US sentences ship Chief Engineer to prison for discharging oily waste
September 1, 2022 https://safety4sea.com/us-sentences-ship-chief-engineer-to-prison-for-di...

The US Department of Justice announced that the Chief Engineer of a foreign flagged vessel was sentenced to prison for deliberately discharging approximately 10,000 gallons of oil-contaminated bilge water overboard in U.S. waters off the coast of New Orleans last year, and for obstructing justice.

The illegal conduct was first reported to the Coast Guard by a crew member via social media. The Honorable Nannette Jolivette Brown sentenced the Chief Engineer to serve a year and a day in prison, pay a $5,000 fine and $200 special assessment and serve six months of supervised release.

Repair operations to correct a problem with the discharge of clean ballast water resulted in engine room flooding.
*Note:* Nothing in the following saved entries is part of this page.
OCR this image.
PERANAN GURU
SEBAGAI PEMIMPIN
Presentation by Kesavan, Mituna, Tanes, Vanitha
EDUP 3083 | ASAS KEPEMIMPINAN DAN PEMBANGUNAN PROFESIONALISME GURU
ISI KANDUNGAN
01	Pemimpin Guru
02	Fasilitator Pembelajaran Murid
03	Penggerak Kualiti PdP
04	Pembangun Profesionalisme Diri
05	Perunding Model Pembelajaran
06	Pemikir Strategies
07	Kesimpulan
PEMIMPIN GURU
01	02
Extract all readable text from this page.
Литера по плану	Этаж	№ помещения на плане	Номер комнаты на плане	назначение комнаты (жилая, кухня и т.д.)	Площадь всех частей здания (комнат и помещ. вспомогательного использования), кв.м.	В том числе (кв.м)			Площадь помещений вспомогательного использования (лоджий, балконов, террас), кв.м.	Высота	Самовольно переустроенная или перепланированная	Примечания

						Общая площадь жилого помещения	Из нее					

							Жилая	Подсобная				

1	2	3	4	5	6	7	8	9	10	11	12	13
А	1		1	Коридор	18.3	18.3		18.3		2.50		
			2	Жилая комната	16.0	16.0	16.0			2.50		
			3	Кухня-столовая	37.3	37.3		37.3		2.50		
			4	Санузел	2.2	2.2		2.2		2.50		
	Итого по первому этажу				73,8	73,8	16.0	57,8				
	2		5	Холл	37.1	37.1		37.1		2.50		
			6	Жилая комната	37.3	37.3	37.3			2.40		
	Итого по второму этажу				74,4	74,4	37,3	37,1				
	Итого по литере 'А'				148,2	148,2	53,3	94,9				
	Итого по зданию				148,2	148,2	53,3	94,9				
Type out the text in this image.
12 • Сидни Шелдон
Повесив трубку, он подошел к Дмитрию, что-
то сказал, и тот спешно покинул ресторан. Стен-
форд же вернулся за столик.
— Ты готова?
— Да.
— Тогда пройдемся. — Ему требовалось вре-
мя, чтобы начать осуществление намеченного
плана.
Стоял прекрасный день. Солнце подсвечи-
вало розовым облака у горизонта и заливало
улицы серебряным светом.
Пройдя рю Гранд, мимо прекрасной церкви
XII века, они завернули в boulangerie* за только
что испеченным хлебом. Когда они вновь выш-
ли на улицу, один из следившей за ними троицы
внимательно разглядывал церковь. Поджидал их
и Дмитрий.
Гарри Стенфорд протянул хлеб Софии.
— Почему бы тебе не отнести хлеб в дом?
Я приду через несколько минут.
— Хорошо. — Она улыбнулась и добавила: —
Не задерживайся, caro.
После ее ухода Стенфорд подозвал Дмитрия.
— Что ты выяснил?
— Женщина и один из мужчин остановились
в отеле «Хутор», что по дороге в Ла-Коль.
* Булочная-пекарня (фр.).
After the leak was controlled, the Chief Engineer and a subordinate engineer dumped the oily bilge water overboard while the ship was at an anchorage near the Southwest Passage off the Louisiana coast.

The ship’s required pollution prevention devices – an oily-water separator and oil content monitor – were not used, and the discharge was not recorded in the Oil Record Book, a required ship log.

The Chief Engineer was also charged with obstruction of justice based on various efforts to conceal the illegal discharge. In a joint factual statement filed in Court with his guilty plea, the Chief Engineer admitted to the following acts of obstruction of justice:

Making false statements to the Coast Guard that concealed the cause and nature of a hazardous condition, and concealing that the engine room of the vessel had flooded and that oil-contaminated bilge water had been discharged overboard;

Destroying the computer alarm printouts for the period of the illegal discharge that were sought by the Coast Guard;
Holding meetings with subordinate crew members and directing them to make false statements to the Coast Guard;
Making a false Oil Record Book that failed to disclose the illegal discharge;
Directing subordinate engine room employees to delete all evidence from their cell phones in anticipation of the Coast Guard inspection;
Preparing a retaliatory document accusing the whistleblower of poor performance as part of an effort to discredit him.

The intentional pollution of U.S. waters and the deliberate cover-up are serious criminal offenses that will not be tolerated. Prosecutions such as this one should send a clear message to those that would violate the law and endanger our precious natural resources

said Assistant Attorney General Todd Kim of the Justice Department’s Environment and Natural Resources Division.